3. Secure messaging and escalations. To further support timely discharges, UC San Diego Health has integrated secure messaging and real-time escalation processes systemwide.
This allows front-line providers, case managers and charge nurses to flag patients ready for discharge but awaiting a key test, procedure or consult — most commonly MRIs, echocardiograms or interventional radiology procedures, according to Dr. Clay. Over the last nine months, more than 400 such escalation requests have been made, with more than half completed the same day. Another 20% were scheduled on or before the estimated discharge date and 10% were converted to outpatient appointments, allowing earlier discharge without waiting for inpatient imaging.
When the system first rolled out its messaging channel a few years ago, Dr. Clay said the majority of messages were inbound from front-line staff. Now, up to half of messages come from mission control team members, who are proactively monitoring patients nearing their estimated discharge dates and flagging opportunities for front-line team members to expedite care to ensure they can be discharged on time.
"We watch the dashboards in the EHRs, identify the patients who are supposed to leave today or tomorrow, see what outstanding needs they have and work to close those throughout the day," Dr. Clay said.

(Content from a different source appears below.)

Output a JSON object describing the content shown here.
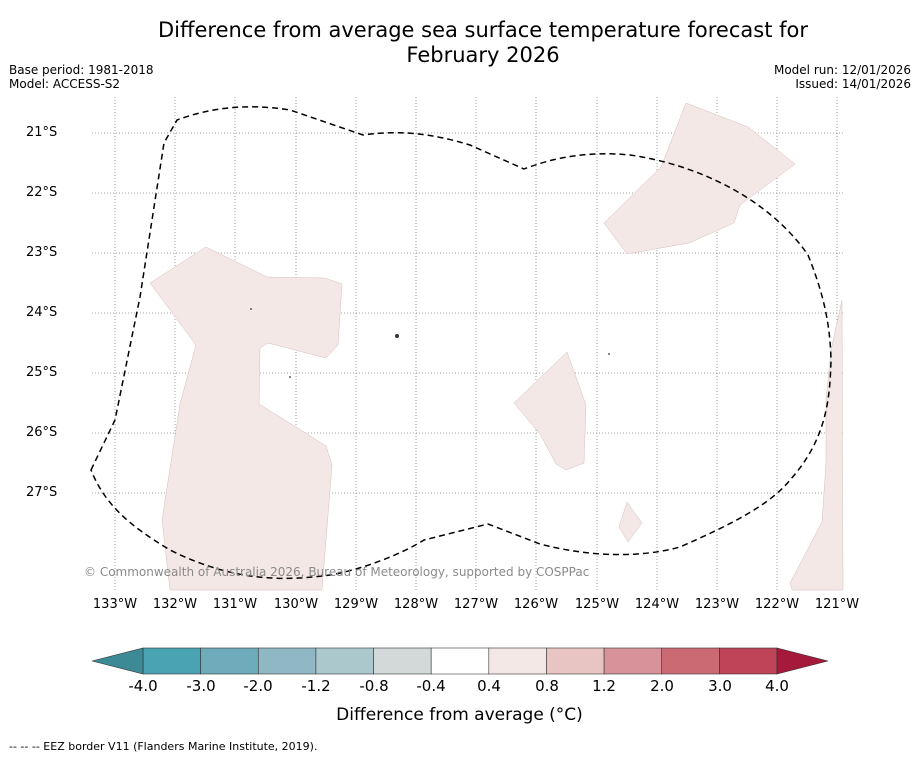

4. Balancing patient demands in the ED. UC San Diego Health is also working to improve ED capacity and better distribute patient demands among its three campuses.
In late 2023, UC San Diego Health acquired Alvarado Hospital Medical Center from Ontario, Calif.-based Prime Healthcare. Since then, the system has been working to steer more patients to the 302-bed community hospital, now known as UC San Diego Health East Campus Medical Center, to relieve pressure on its two main campuses. Initially, the hospital focused on adding necessary beds and staff to increase capacity. Over the past 14 months, this campus' daily average census has increased by about 40 patients, according to Dr. Clay.
Now, Dr. Clay said the hospital is focused on standardizing patient transfers, setting clearer expectations that certain conditions will be treated at specific locations to reduce ED boarding times. To support this effort, Mission Control and the transfer center work closely with emergency providers to route patients efficiently and minimize handoffs, with two-thirds of transfers now occurring before admission rather than post-admission. Additionally, real-time data on bed availability across the system is shared daily, helping ED teams make informed decisions about where to direct patients.
The payoff
Taken together, these efforts — from mission control and estimated discharge dates to secure messaging and ED capacity balancing — have allowed UC San Diego Health to maintain efficiency despite increasing patient demand and acuity.
"Across the enterprise, year over year, for several years, our case-mix index and volume has been going up, but we've held the line on length of stay," Dr. Clay said. "In the setting of increasing acuity and volume, I consider length of stay not going up a win."